On the first day of the 85th Texas Legislative Session, newly reelected House Speaker Joe Straus outlined his policy priorities while stressing the importance of civility and collaboration in the months to come.
“Compromise,” he said, “has become a dirty word in politics, but in reality, it is how we find common ground and achieve the common good.”
Given the range of challenges facing Lone Star State lawmakers and the nature of many of the bills filed to-date, Speaker Straus was perhaps optimistic to set the bar so high. Few, for example, expect the debate surrounding Senate Bill 6, commonly referred to as the Bathroom Bill, to be amiable. But in light of an increasingly divisive political climate, a call for ethics, leadership and good governance is all the more compelling.
Contrary to the outcome of the 2016 presidential election and the presidential cabinet nominations that followed, qualifications matter. Public service may be a calling, but good policy is made from more than civic virtue. Leadership requires experience and education. In fact, both effective citizenship and policymaking rest on high-quality instruction. Civic knowledge, skills and dispositions are essential to a healthy democracy. After all, it was this very mission that guided the establishment of public education in the United States. And to meet the demands of public service —the intent, ability, and experience required to identify common ground and build compromise— in our imperfect system, excellence is our only hope.
In Texas politics, the search for an exemplar of ethics, leadership and good governance starts and ends with Barbara Jordan. Barbara Jordan was the first African-American woman elected to the state Senate, and the first African-American female from the South elected to Congress. Her impact on civil rights, social policy and the legacy of public service is boundless.
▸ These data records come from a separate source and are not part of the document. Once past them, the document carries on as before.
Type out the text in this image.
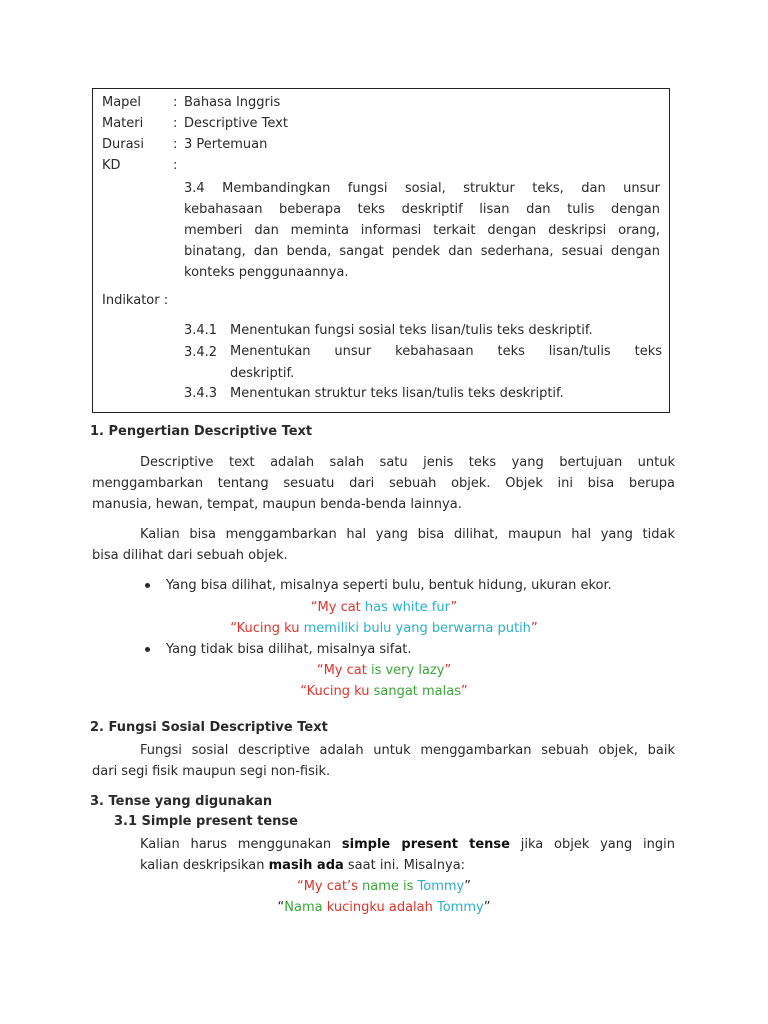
Mapel : Bahasa Inggris
Materi : Descriptive Text
Durasi : 3 Pertemuan
KD	:
3.4 Membandingkan fungsi sosial, struktur teks, dan unsur
kebahasaan beberapa teks deskriptif lisan dan tulis dengan
memberi dan meminta informasi terkait dengan deskripsi orang,
binatang, dan benda, sangat pendek dan sederhana, sesuai dengan
konteks penggunaannya.
Indikator :
3.4.1 Menentukan fungsi sosial teks lisan/tulis teks deskriptif.
3.4.2 Menentukan unsur kebahasaan teks lisan/tulis teks
deskriptif.
3.4.3 Menentukan struktur teks lisan/tulis teks deskriptif.
1. Pengertian Descriptive Text
Descriptive text adalah salah satu jenis teks yang bertujuan untuk
menggambarkan tentang sesuatu dari sebuah objek. Objek ini bisa berupa
manusia, hewan, tempat, maupun benda-benda lainnya.
Kalian bisa menggambarkan hal yang bisa dilihat, maupun hal yang tidak
bisa dilihat dari sebuah objek.
Yang bisa dilihat, misalnya seperti bulu, bentuk hidung, ukuran ekor.
“My cat has white fur”
“Kucing ku memiliki bulu yang berwarna putih”
Yang tidak bisa dilihat, misalnya sifat.
“My cat is very lazy”
“Kucing ku sangat malas”
2. Fungsi Sosial Descriptive Text
Fungsi sosial descriptive adalah untuk menggambarkan sebuah objek, baik
dari segi fisik maupun segi non-fisik.
3. Tense yang digunakan
3.1 Simple present tense
Kalian harus menggunakan simple present tense jika objek yang ingin
kalian deskripsikan masih ada saat ini. Misalnya:
“My cat’s name is Tommy”
“Nama kucingku adalah Tommy”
Jordan was a revered professor at the Lyndon B. Johnson School of Public Affairs at the University of Texas at Austin from 1979 until her death in 1996. . Her civic virtue continues to serve as a beacon of hope, and her political acumen is a model for those seeking to effectuate change with integrity.
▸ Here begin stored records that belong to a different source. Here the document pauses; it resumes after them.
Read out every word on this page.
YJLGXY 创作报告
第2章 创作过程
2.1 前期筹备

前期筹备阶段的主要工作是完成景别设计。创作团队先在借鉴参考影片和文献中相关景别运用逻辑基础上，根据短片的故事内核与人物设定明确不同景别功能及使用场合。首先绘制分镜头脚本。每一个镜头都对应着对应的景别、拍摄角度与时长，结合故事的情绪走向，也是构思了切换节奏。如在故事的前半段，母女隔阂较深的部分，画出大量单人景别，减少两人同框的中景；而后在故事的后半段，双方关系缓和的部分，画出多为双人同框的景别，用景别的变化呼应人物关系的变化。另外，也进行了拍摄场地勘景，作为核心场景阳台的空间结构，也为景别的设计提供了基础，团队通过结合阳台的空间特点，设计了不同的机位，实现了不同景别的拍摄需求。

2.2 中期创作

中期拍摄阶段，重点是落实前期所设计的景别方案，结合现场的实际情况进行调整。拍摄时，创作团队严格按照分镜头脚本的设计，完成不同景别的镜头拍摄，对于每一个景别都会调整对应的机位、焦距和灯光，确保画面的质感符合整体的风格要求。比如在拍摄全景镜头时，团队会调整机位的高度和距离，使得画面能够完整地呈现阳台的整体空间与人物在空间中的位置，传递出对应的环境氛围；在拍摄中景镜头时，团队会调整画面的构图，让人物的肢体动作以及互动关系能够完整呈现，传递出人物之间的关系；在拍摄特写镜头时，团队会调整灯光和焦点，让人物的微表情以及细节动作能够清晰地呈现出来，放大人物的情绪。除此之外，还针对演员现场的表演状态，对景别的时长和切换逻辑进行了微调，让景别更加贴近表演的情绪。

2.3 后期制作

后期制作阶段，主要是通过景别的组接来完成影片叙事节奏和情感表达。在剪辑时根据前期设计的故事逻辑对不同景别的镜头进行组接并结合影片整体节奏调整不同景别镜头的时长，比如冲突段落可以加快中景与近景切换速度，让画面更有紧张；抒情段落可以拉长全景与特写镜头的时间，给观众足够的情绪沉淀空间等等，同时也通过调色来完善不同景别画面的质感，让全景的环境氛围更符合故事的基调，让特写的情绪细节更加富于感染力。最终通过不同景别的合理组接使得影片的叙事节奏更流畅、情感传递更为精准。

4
As a graduate student of public policy at the LBJ School, I am acquiring the tools to transform a call to public service into a capacity to serve. The school, founded in 1970, was the first of its kind to blend political and civic theory and practice. Through courses on public management, public finance, policy development and quantitative methods, students become better equipped to meet the challenges of our democracy.
President Obama, in his farewell address, touched upon the value and promise of common purpose.
“We’re not where we need to be, and all of us have more that we can do,” he explained.
At the LBJ School, we are asked to critically examine where we are, to question and debate where we need to be, to learn how to do more. As Texas lawmakers enter into what they (and we) hope will be a purposeful and productive session, LBJ students return to campus for a purposeful and productive spring semester. Iand many of my peers will also be supporting the important work at the Capitol as policy interns — for members and advocates alike — in order to create, in Professor Jordan’s words, “an America as good as its promise.”
This session, LBJ interns will strive to uphold the values of public service. We will be guided by the principles of justice and fairness, and the responsible stewardship of public interest and trust. We will be informed and engaged, steeped in data and constituent conversations, as we work tirelessly with an open mind and critical lens. We will be humble. We will be eager to listen and learn. We will be poised to contribute in a measured and meaningful manner. We expect the same from the lawmakers we are privileged to serve.